She did not know how the dream ended: she was jolted awake by a jumble of shouts in Arabic, Italian and the language of the foreign soldiers. She opened her eyes. She felt that she was thrown at once from a lucid reality into a blurry dream. Weeks later this feeling still gnawed at her mind. It was as sharp a transition as a collapsing bridge each time she tried to leap from the thought that it was impossible to distinguish between reality and dream, to the thought that it was actually possible. Now – at the very moment that she wished to grasp where she was, to force out the horrifying reality in favor of the disturbing dream and to clutch at it with all her might – dozens of people suddenly hurtled into the gymnasium, and the soldier who was left to guard her at night directed them with shouts toward the wall furthest from her: "Schneller, Juden! Schneller, Juden! Schneller, Juden!"13

She straightened up and sat on the floor, her back leaning against the wall. The image before her slowly became clear: near the wall in front of her staggered bowed and helpless dozens of people, the faces of most she was briefly acquainted with from occasional encounters in the Jewish neighborhood of Hara, or from the way home from the large synagogue Tzla Lekbira.

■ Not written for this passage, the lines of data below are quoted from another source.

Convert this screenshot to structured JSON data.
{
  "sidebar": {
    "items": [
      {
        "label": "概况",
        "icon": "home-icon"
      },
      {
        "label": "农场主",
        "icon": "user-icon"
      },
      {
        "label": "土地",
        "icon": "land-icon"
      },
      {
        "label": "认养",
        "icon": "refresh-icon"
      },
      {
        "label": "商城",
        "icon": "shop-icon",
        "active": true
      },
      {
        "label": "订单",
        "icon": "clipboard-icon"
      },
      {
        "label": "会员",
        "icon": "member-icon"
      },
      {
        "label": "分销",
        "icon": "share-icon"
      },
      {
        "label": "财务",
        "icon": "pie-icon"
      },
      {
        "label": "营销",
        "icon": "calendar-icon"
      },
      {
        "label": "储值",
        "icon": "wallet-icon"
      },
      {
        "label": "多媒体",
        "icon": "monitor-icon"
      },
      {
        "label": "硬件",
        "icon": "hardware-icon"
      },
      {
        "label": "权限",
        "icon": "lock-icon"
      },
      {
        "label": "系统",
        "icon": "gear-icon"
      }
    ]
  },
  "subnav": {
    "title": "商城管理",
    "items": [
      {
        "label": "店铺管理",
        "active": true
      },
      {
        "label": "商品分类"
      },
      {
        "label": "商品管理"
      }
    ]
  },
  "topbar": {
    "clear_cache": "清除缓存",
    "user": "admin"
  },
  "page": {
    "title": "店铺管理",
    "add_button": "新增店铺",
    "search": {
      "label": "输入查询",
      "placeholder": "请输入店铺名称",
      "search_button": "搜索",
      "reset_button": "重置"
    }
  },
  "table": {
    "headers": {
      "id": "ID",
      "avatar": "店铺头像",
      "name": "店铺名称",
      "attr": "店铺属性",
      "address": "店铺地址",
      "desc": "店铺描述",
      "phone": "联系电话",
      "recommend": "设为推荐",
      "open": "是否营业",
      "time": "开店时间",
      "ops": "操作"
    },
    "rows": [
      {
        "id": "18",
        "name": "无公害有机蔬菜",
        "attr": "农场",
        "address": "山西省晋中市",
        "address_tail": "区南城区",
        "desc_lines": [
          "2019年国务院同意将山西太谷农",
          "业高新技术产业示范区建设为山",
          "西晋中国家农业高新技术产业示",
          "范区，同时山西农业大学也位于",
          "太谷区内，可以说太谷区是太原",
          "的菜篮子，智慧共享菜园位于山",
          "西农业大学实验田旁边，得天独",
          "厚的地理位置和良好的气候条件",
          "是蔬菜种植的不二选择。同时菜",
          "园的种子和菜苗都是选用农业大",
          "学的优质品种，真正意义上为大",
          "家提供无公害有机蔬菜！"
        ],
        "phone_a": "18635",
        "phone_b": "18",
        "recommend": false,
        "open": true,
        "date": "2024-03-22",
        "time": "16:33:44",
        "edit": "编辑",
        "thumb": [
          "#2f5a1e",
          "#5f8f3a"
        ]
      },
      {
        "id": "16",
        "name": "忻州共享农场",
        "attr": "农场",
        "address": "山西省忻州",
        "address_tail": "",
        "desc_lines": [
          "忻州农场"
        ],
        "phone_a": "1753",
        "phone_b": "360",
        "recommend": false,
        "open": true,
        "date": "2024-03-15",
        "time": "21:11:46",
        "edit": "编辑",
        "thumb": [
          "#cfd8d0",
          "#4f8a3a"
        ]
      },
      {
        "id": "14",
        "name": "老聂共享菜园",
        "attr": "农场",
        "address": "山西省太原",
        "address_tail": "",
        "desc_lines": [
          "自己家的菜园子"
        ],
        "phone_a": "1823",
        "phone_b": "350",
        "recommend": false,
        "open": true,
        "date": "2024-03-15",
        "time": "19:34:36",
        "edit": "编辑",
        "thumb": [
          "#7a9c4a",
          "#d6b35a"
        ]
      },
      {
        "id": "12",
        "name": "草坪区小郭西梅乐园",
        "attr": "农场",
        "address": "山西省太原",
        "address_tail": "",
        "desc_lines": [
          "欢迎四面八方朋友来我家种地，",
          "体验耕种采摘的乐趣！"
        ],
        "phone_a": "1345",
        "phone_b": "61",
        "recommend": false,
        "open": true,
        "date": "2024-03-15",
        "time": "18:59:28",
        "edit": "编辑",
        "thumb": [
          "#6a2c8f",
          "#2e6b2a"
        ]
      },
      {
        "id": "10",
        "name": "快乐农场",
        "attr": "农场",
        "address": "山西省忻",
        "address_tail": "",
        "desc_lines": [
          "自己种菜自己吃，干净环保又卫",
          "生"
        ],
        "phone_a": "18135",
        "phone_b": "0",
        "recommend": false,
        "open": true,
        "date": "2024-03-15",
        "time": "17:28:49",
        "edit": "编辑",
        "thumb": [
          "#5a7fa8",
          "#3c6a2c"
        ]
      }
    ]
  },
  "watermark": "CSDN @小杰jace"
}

She tried to locate among them someone more familiar to her, to ask him, at the first opportunity she had, if by chance he had seen her parents and her sister. At first and second glance she did not identify any such person, but suddenly she noticed, at the far end of the wall, one of her sister Toni's friends. All of her efforts to remember her name failed utterly. Nor did her attempt to catch her gaze succeed. The face of Toni's friend trembled, her eyes were swollen, her hair tousled, and it seemed that early signs of old age had suddenly leaped at her face.

While the soldier slowly counted the newcomers, as if to extend the pleasure he derived from the terrified faces, Silvana dragged herself across the wall. When she reached the point in which she stood exactly opposite Toni's friend, she looked straight at her. She continued to tremble. And yet it seemed to Silvana that between one tremor and the next the friend was signaling to her that she had seen Toni. She wanted with all her heart to make sure this was actually true. A few moments later, when the soldier called her, she lurched toward him, and while doing so deliberately prolonged her way in order to get closer to Toni's friend. When she passed by her, she asked her if she had seen her family. The friend mumbled a few words in her direction, from which Silvana extracted, not without difficulty, a positive answer. With this interpretation in hand, she stood in front of the soldier. He did not utter a word. The silence as if spread out infinitely. Silvana was horrified by the possibility that flickered inside her head incessantly, that she was about to lose her life. She told herself that if she must die, her last request was to see her parents and Toni. Suddenly something happened that stirred within her the feeling that she was about to return to reality: instead of punishing her for exchanging words with another prisoner on her way to him, the soldier signaled to her with his hand to pass him and exit the gymnasium. "Frei," he told her, "du bist frei,"14 he turned to a tall Italian soldier with sunken cheeks who stood next to him, and with a gesture of his hand ordered him to let her go.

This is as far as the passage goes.